With the busiest clearing day ever set to take place this Thursday, universities have promised to take a flexible approach due to the new grading system that was introduced as a result of Covid-19.
Experts predict that the most selective universities will substantially drop their grade requirements to take on as many students as possible to compensate for projected falls in international students, whose higher fees are used to shore up university finances.
Richard Harvey, academic admissions director at the University of East Anglia, said this means that students should not worry if they do worse than expected in their A-levels. “If you’ve slightly missed your grades, any university worth its salt will accept you.”
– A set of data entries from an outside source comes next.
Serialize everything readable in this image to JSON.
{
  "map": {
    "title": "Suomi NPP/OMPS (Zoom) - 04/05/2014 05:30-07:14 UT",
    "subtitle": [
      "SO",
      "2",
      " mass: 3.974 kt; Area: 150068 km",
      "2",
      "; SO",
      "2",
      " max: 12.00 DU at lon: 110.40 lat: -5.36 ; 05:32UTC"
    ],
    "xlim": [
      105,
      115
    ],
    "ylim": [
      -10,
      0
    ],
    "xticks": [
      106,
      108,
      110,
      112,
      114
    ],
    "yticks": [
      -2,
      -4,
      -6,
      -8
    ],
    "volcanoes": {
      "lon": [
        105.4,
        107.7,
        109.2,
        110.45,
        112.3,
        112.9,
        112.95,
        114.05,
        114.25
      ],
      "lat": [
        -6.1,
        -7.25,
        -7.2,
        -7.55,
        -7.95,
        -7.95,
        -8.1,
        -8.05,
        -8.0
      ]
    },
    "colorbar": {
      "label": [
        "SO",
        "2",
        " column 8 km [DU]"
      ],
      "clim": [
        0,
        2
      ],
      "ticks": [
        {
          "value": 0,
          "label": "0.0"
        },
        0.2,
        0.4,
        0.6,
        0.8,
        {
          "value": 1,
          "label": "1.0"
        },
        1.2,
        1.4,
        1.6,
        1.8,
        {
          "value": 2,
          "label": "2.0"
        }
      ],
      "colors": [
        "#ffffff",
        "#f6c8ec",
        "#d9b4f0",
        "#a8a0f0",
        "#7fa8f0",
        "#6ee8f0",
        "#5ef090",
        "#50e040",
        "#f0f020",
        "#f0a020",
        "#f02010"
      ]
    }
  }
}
He added that despite the increased demand from domestic students universities are still likely to struggle financially this year. “There is going to be a fight. Even if you replace every international student with a home student you’re still looking at substantial losses because of the fee differences. I think most universities will lose £30m in revenue – you cannot imagine losing less than 10% of turnover. Even if we had a fantastic result I don’t think we could get away with losing less than £10m.”
Harvey said that the universities which recruit students with the lowest grades will be hardest hit. “The Russell Group will eat the sandwiches of those in the middle and the middle of the bottom, and the bottom will have nowhere to go and they close.”
As well as applying for the first time or if they’ve missed their grades, students use clearing to change course or university – and experts are expecting lots of switching to happen on 13 August.
“I think this year we may see more churn. We’ve got the added complication of Covid-19 and, particularly for students who applied before the January deadline, they had a conception in their heads of university that’s quite different to what’s facing them. We might see kids switching from doing history 300 miles away to wanting to do something in healthcare that’s commutable,” said Tracey Lancaster, deputy vice-chancellor at Leeds Beckett University.
Several universities report increased interest from students in commuting to university from home rather than moving away, given that the experience will be different this year due to social distancing measures. Some universities have seen falls in bookings for places in halls of residence despite overall student numbers holding steady.
The proportion of A-level students in England receiving A* to C grades increased by 2.4 percentage points despite one-third of grades being downgraded this year
Guardian graphic | Source: Joint Council for Qualifications. Base: English A-level students
“We’re seeing in our conversations with applicants that more are considering staying at home and commuting in, so they’re starting to look for more local universities. They’re not sure about moving into halls or across the country, it feels a bit of a step too far,” said Chris Shelley, director of student and academic services at the University of Greenwich.
Other universities are reporting increased interest in certain subject areas, such as healthcare and public services, driven by the spotlight thrown on NHS careers during the coronavirus pandemic and a search for stable professions due to the economic recession.
Universities say they are deluged with questions from anxious students about plans for online learning and safety measures. Some are promoting the low rates of coronavirus in the areas their campuses are based, such as University of East Anglia in Norwich, which has had just one case of the disease.